I want to open my eyes to look at them and wear my usual fake smile to comfort them that I am okay but I can't... I just can't.

To be honest I don't want to see them cry or hurt. The thing that I really don't want in the part of dying is the people who will shed tears on me, mourn me. It's quite funny to think that when someone dies the people will start listening..

"Do you remember the last time you were brought to the hospital (Y/N)? That was the time when you tried to fight the man who hit you in your face" her voice filled with unreadable emotions but I can deep within me that she's trying to forget that day.

She's right and I never regretted that day at least I hit him in his shoulder with my fist but because I am still a kid it was just a light tap on his broad shoulder and lunges on me.

We sued him after what he did to me and to my dad, I was grateful not for my own sake but for my father. He insulted my Dad and had the audacity to spit on my Dad's foot only because Dad wants to take something that an asshole borrows from us.

I don't know what part of my Dad statement makes him mad, Is it a crime now to ask respectfully about the thing you let him borrow? But the only thing that I do not understand back then is why my Dad did not talk back? Why did he let that man insults him?

And when I give my fist to that asshole my Dad tries to stop me but since I'm a kid and a little quicker than him, I give my bet shot to hit the man. After that the asshole hits me right on my face and before I lost my consciousness, I saw my Dad punched the man to his smug face, for the first time I witnessed my Dad use a fist against someone.

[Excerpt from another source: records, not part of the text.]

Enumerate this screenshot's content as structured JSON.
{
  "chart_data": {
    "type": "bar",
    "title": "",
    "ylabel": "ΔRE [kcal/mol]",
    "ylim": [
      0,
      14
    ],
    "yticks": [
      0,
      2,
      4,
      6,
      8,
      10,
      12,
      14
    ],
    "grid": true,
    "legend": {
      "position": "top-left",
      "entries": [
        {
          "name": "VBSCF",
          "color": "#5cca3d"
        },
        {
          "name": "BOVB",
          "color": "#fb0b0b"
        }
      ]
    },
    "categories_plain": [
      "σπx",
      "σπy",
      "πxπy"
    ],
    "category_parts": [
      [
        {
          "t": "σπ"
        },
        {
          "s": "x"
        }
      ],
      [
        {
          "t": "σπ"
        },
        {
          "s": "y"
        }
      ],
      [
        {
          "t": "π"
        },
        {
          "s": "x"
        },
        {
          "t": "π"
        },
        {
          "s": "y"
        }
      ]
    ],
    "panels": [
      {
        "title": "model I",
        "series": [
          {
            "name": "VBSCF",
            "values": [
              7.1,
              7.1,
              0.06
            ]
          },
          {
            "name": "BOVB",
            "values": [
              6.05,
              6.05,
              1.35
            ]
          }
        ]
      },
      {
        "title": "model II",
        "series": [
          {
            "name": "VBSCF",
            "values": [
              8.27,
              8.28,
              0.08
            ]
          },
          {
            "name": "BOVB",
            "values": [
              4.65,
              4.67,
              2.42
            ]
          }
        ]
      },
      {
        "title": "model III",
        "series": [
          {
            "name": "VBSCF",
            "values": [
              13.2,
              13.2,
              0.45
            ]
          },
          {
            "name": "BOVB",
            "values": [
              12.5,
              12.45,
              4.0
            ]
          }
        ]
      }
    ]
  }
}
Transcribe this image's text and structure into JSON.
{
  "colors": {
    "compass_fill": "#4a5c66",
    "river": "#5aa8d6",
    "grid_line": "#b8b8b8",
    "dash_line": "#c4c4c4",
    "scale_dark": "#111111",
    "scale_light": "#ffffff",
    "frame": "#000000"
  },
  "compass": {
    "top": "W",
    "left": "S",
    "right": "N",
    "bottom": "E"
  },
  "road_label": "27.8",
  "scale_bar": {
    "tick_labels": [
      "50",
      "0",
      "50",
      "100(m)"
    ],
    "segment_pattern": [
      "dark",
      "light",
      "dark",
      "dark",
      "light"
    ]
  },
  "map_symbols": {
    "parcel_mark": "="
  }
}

"Your Dad never wants to see you get hurt, it pains us so much to see our sweet little girl suffering.." Mom said as she caresses my cheek, and I feel a sudden ache in my heart.

I always wanted to die, because I feel so useless and burden to them. I never wanted to see them in pain and they do not want me to go through it too but.. we are hurting each other without knowing it. I'm already hurting them whenever I think to kill myself, they hurt me by never understanding what I have been through.

If only they know what's the feeling of sitting near the trashcan and treating you like a ghost in class not acknowledging your existence.

If only they knew how depressing it was whenever your teacher embarrassed you in front of the class only because you chose a wrong answer in oral activity and told how dumb you are.